The Spirit of Enthusiastic Scholarship

This post was contributed by Natalie Fong, an alumna of Birkbeck’s MA Victorian Studies.

As I approached the familiar light glowing from the corner beacon that is 30 Russell Square to attend the Shakespeare and the Senses seminar of Birkbeck’s Arts Week 2013, I felt distinctly nostalgic. It’s nearly 10 years since I first started classes there for the MA in Victorian Studies (2004-2006). I remember the very first meeting in that very building, a room of people of all ages and walks of life, regarding each other excitedly but also nervously – what was to come? Who would complete the challenge of working and studying? I look back at the two years that I studied at Birkbeck with great fondness, as wonderful evenings in 30 Russell Square and Malet Street engaged in lively intellectual debate with clever and witty people with whom I remain firm friends.

Jessica Barrett has already written a comprehensive review of the Shakespeare and the Senses seminar, so I will merely add reflections as an alumna.

It was great to hear three equally engaging, connected yet distinct, papers on the senses (or lack thereof) in Shakespeare’s works:

  • Simon Smith detailing the use of sound in plays (music, clapping, references to music in Shakespeare’s plays), but also the effects of sounds from the theatre on their neighbours
  • Gillian Woods’ expounding of “seeing is believing” through an analysis of The Winter’s Tale, sight and morality (the fears that the theatre’s deception of sight leads to temptation)
  • Derek Dunne’s fascinating deconstruction of the deprivation of the senses in Titus Andronicus – how literal deprivation is also symbolic deprivation (e.g. the silencing of tongues equating to, as well as resulting from, the Roman court’s suppression of free speech)

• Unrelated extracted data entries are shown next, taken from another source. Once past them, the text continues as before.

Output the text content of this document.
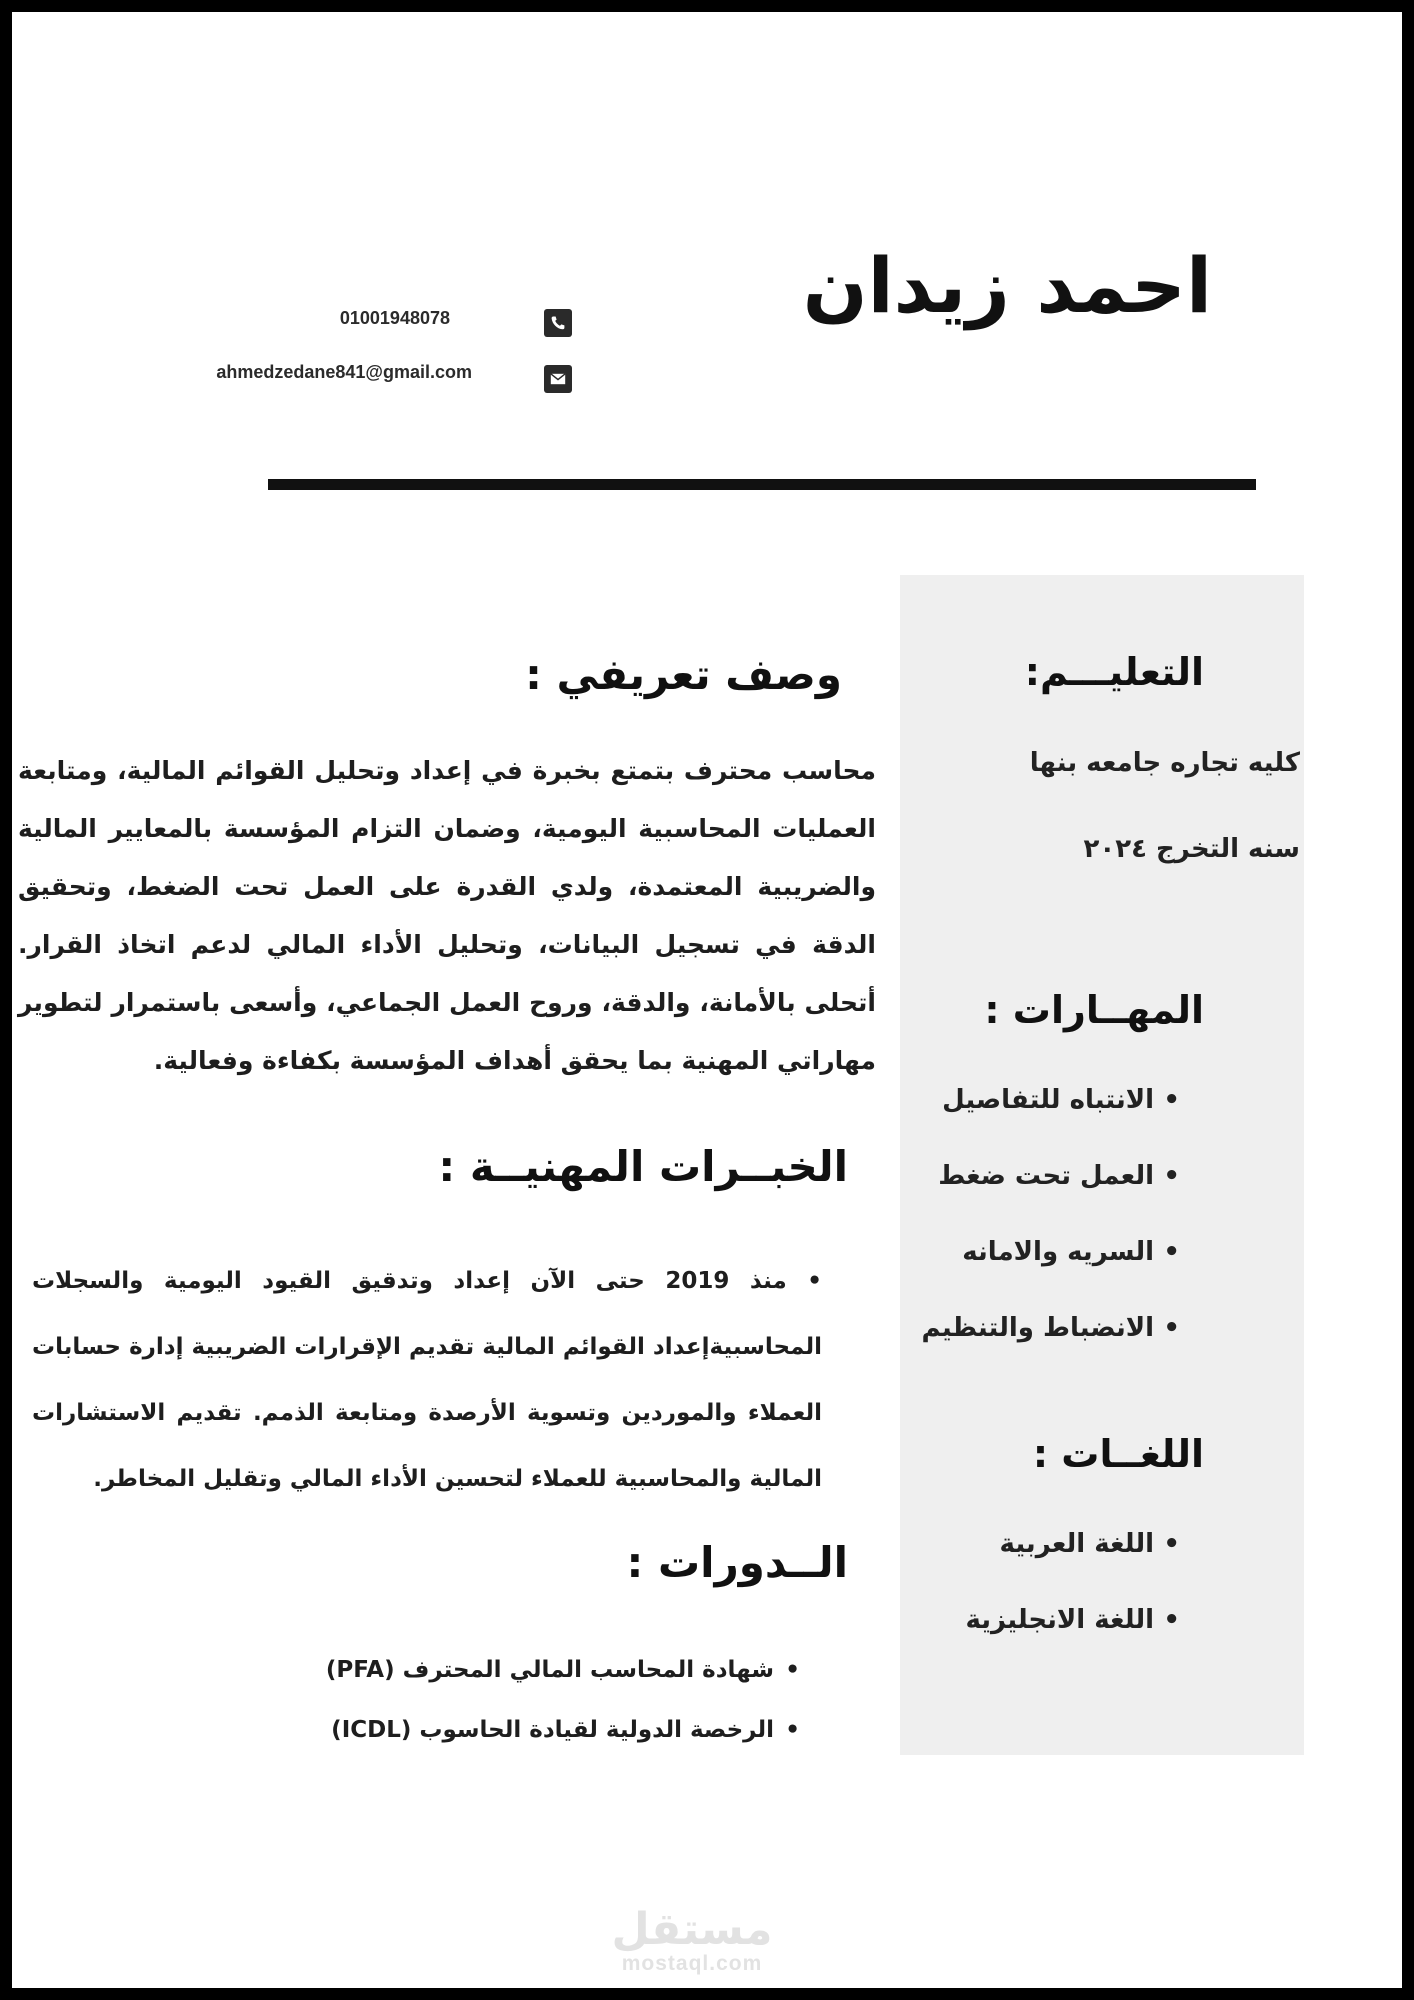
احمد زيدان
01001948078
ahmedzedane841@gmail.com
التعليـــم:
كليه تجاره جامعه بنها
سنه التخرج ٢٠٢٤
المهــارات :
• الانتباه للتفاصيل
• العمل تحت ضغط
• السريه والامانه
• الانضباط والتنظيم
اللغــات :
• اللغة العربية
• اللغة الانجليزية
وصف تعريفي :
محاسب محترف بتمتع بخبرة في إعداد وتحليل القوائم المالية، ومتابعة العمليات المحاسبية اليومية، وضمان التزام المؤسسة بالمعايير المالية والضريبية المعتمدة، ولدي القدرة على العمل تحت الضغط، وتحقيق الدقة في تسجيل البيانات، وتحليل الأداء المالي لدعم اتخاذ القرار. أتحلى بالأمانة، والدقة، وروح العمل الجماعي، وأسعى باستمرار لتطوير مهاراتي المهنية بما يحقق أهداف المؤسسة بكفاءة وفعالية.
الخبــرات المهنيــة :
• منذ 2019 حتى الآن إعداد وتدقيق القيود اليومية والسجلات المحاسبيةإعداد القوائم المالية تقديم الإقرارات الضريبية إدارة حسابات العملاء والموردين وتسوية الأرصدة ومتابعة الذمم. تقديم الاستشارات المالية والمحاسبية للعملاء لتحسين الأداء المالي وتقليل المخاطر.
الــدورات :
• شهادة المحاسب المالي المحترف (PFA)
• الرخصة الدولية لقيادة الحاسوب (ICDL)
مستقل
mostaql.com
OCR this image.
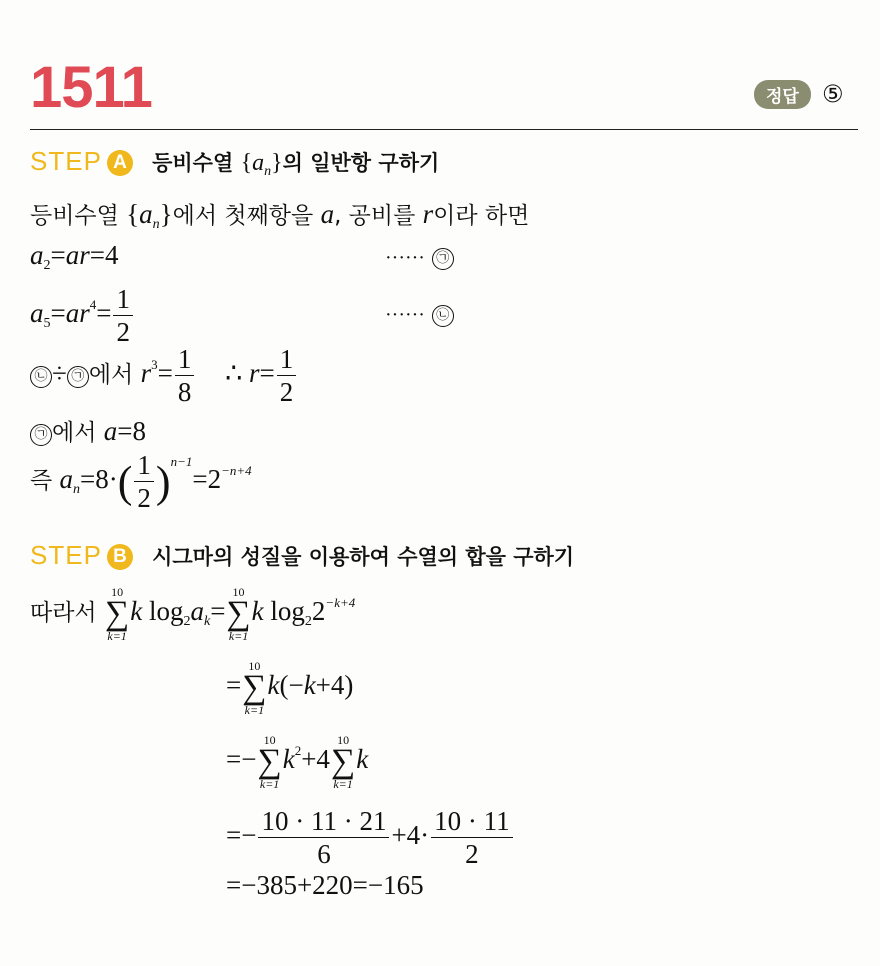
1511	정답 ⑤
STEP A 등비수열 $\{a_n\}$의 일반항 구하기
등비수열 $\{a_n\}$에서 첫째항을 a, 공비를 r이라 하면
$a_2=ar=4$	······ ㉠
$a_5=ar^4= \frac{1}{2}$	······ ㉡
㉡ ÷ ㉠ 에서 $r^3= \frac{1}{8}$ ∴ $r= \frac{1}{2}$
㉠ 에서 a=8
즉 $a_n=8\cdot( \frac{1}{2} )^{n-1}=2^{-n+4}$
STEP B 시그마의 성질을 이용하여 수열의 합을 구하기
따라서
10
∑
k=1
k $\log_2a_k=$
10
∑
k=1
k $\log_22^{-k+4}$
=
10
∑
k=1
k(−k+4)
=−
10
∑
k=1
$k^2+4$
10
∑
k=1
k
=− $\frac{10 \cdot 11 \cdot 21}{6} +4\cdot \frac{10 \cdot 11}{2}$
=−385+220=−165
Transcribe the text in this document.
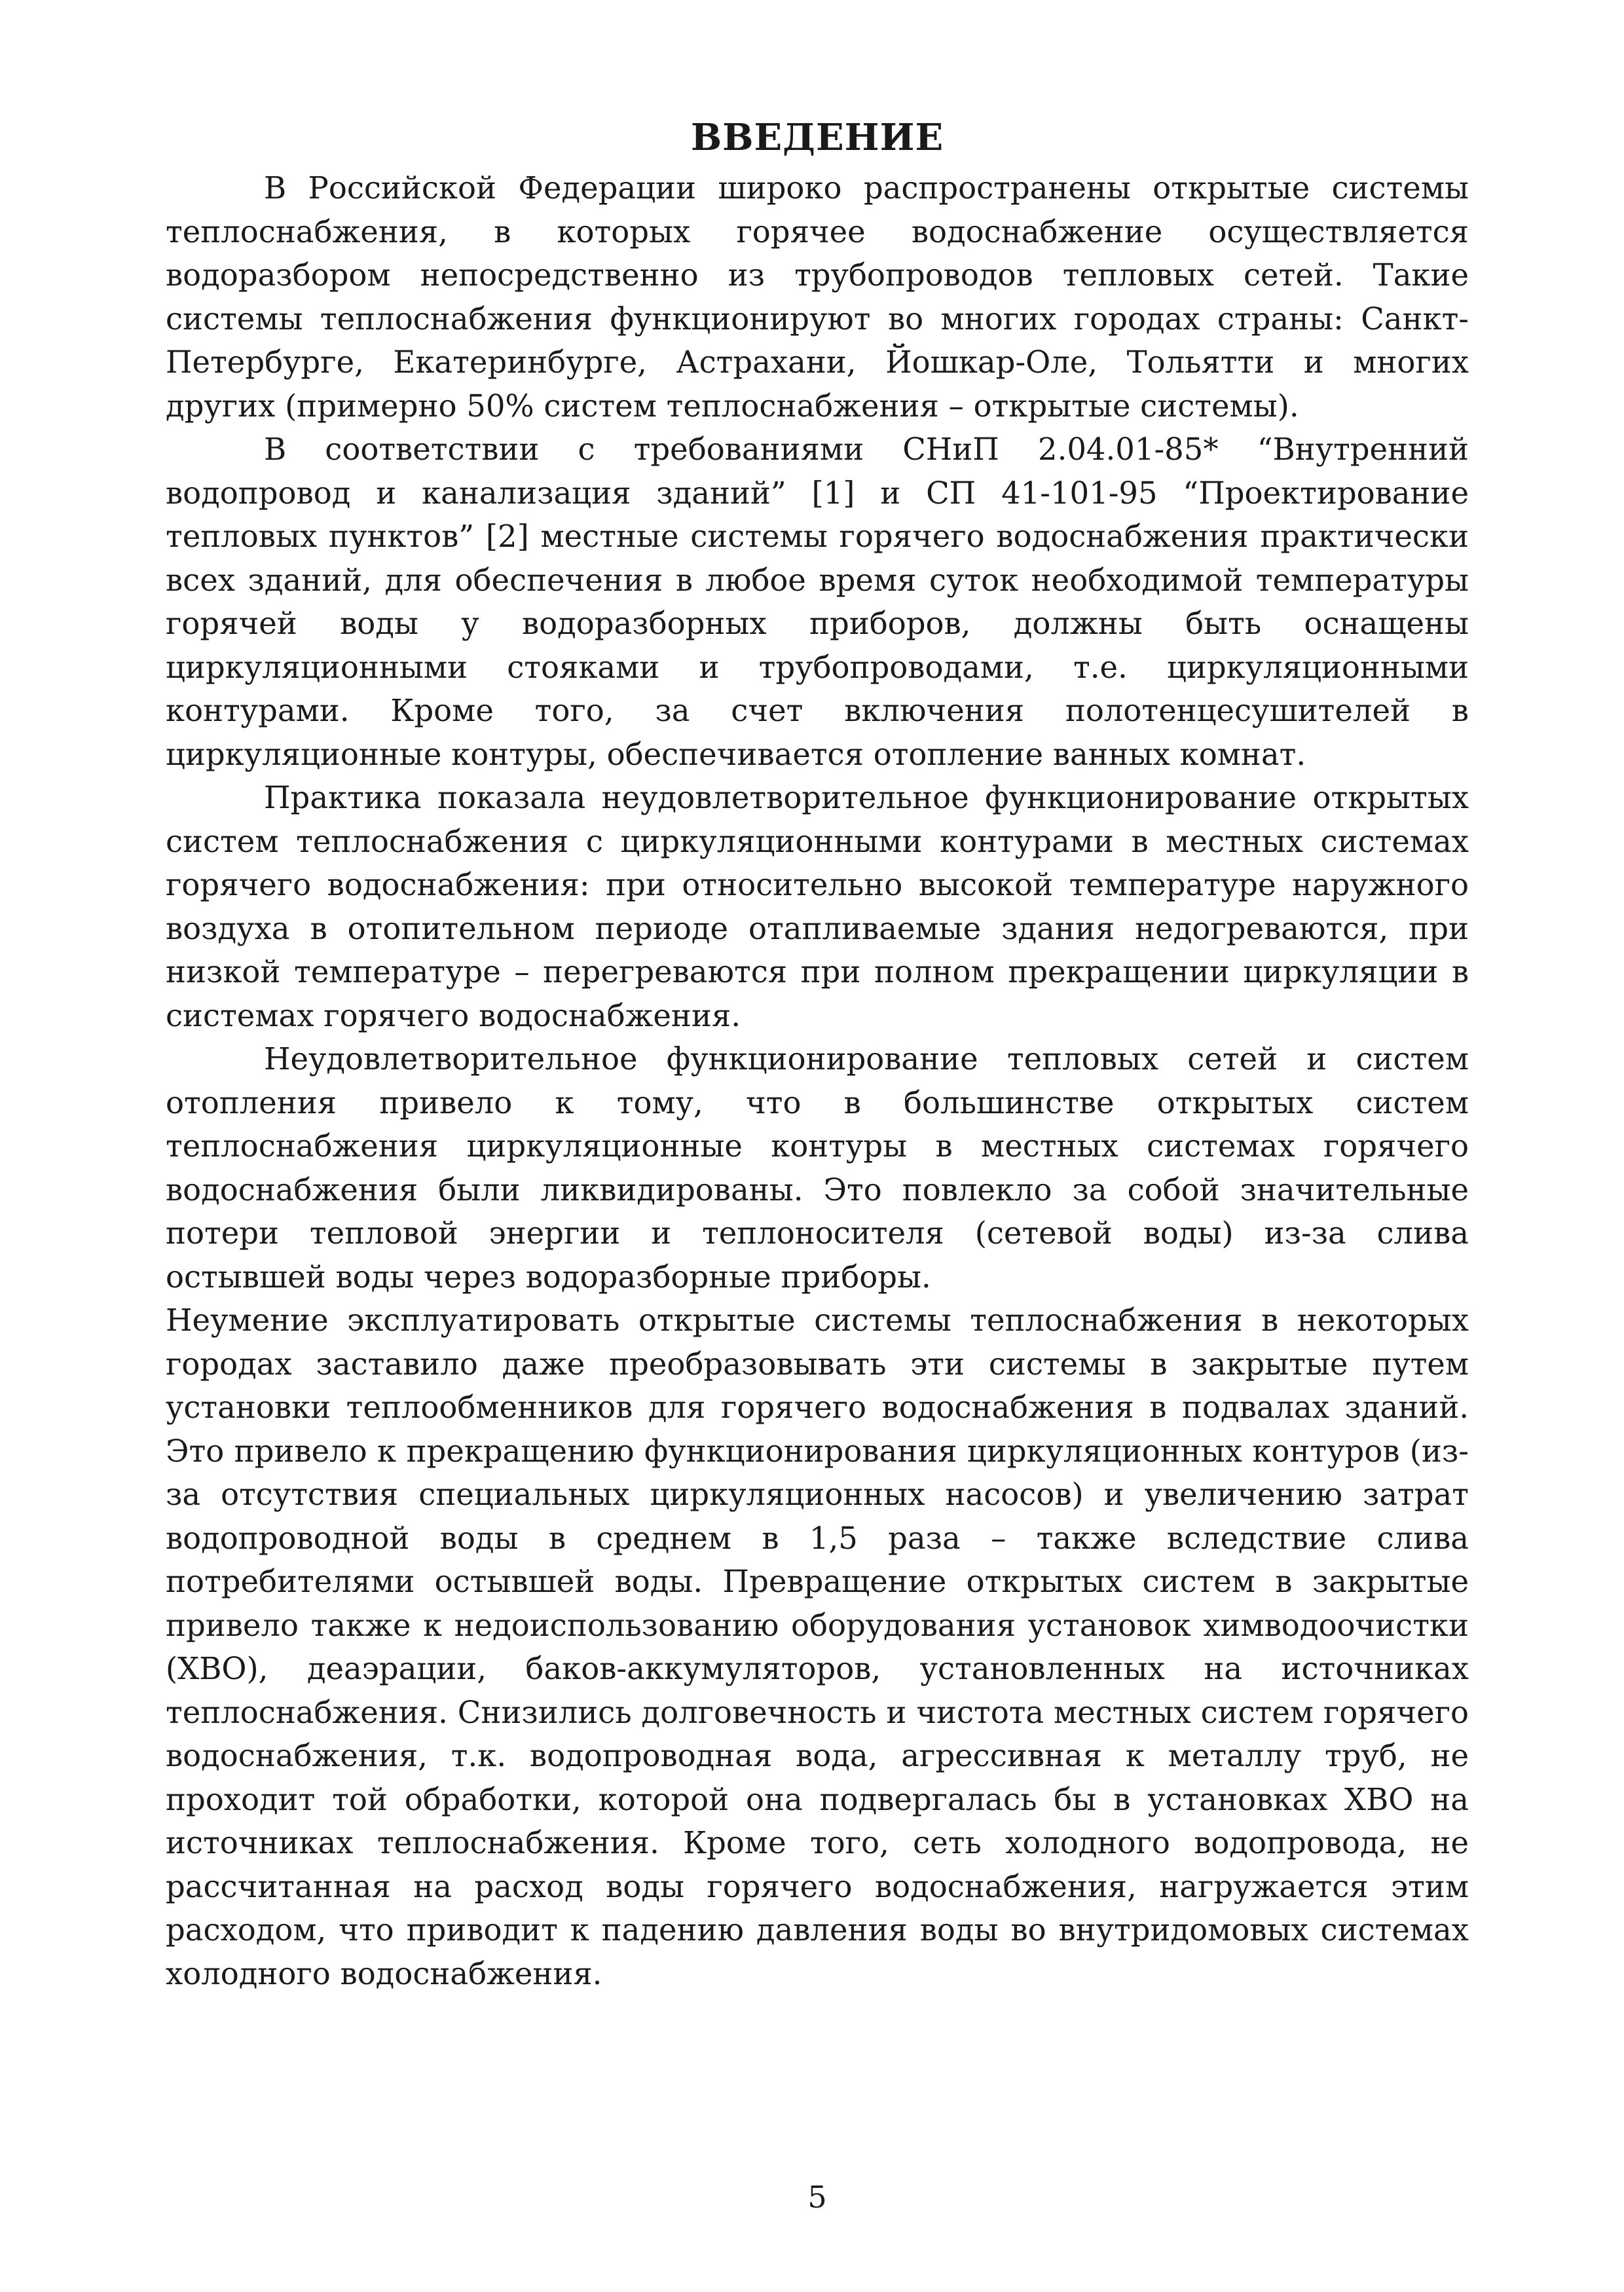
ВВЕДЕНИЕ

В Российской Федерации широко распространены открытые системы теплоснабжения, в которых горячее водоснабжение осуществляется водоразбором непосредственно из трубопроводов тепловых сетей. Такие системы теплоснабжения функционируют во многих городах страны: Санкт-Петербурге, Екатеринбурге, Астрахани, Йошкар-Оле, Тольятти и многих других (примерно 50% систем теплоснабжения – открытые системы).

В соответствии с требованиями СНиП 2.04.01-85* “Внутренний водопровод и канализация зданий” [1] и СП 41-101-95 “Проектирование тепловых пунктов” [2] местные системы горячего водоснабжения практически всех зданий, для обеспечения в любое время суток необходимой температуры горячей воды у водоразборных приборов, должны быть оснащены циркуляционными стояками и трубопроводами, т.е. циркуляционными контурами. Кроме того, за счет включения полотенцесушителей в циркуляционные контуры, обеспечивается отопление ванных комнат.

Практика показала неудовлетворительное функционирование открытых систем теплоснабжения с циркуляционными контурами в местных системах горячего водоснабжения: при относительно высокой температуре наружного воздуха в отопительном периоде отапливаемые здания недогреваются, при низкой температуре – перегреваются при полном прекращении циркуляции в системах горячего водоснабжения.

Неудовлетворительное функционирование тепловых сетей и систем отопления привело к тому, что в большинстве открытых систем теплоснабжения циркуляционные контуры в местных системах горячего водоснабжения были ликвидированы. Это повлекло за собой значительные потери тепловой энергии и теплоносителя (сетевой воды) из-за слива остывшей воды через водоразборные приборы.

Неумение эксплуатировать открытые системы теплоснабжения в некоторых городах заставило даже преобразовывать эти системы в закрытые путем установки теплообменников для горячего водоснабжения в подвалах зданий. Это привело к прекращению функционирования циркуляционных контуров (из-за отсутствия специальных циркуляционных насосов) и увеличению затрат водопроводной воды в среднем в 1,5 раза – также вследствие слива потребителями остывшей воды. Превращение открытых систем в закрытые привело также к недоиспользованию оборудования установок химводоочистки (ХВО), деаэрации, баков-аккумуляторов, установленных на источниках теплоснабжения. Снизились долговечность и чистота местных систем горячего водоснабжения, т.к. водопроводная вода, агрессивная к металлу труб, не проходит той обработки, которой она подвергалась бы в установках ХВО на источниках теплоснабжения. Кроме того, сеть холодного водопровода, не рассчитанная на расход воды горячего водоснабжения, нагружается этим расходом, что приводит к падению давления воды во внутридомовых системах холодного водоснабжения.

5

It was a great privilege to once again be part of the Birkbeck experience, to spend an evening in the presence of inspiring intellectuals (here I pay brief homage to the late, great Dr Sally Ledger, who encouraged me to be a better student and, later, to channel her passion through my own teaching). Bouncing thoughts around during discussion time with people of different ages and cultures, appreciating how pooling our understandings of the talks opened up further intriguing possibilities for study, reminded me again of the fun times my friends and I used to have at twilight tutorials.

It is that we alumni hope Birkbeck can sustain, despite the current climate. Arts Week captured the best that Birkbeck has to offer those who want to receive a quality education while they work. Hopefully the success of Arts Week (judging by the blog posts) will speak clearly to the powers that be of the importance of championing part-time higher education.

As the great Bard himself wrote in The Winter’s Tale: “It is required that you do awake your faith.” Seeing really is believing!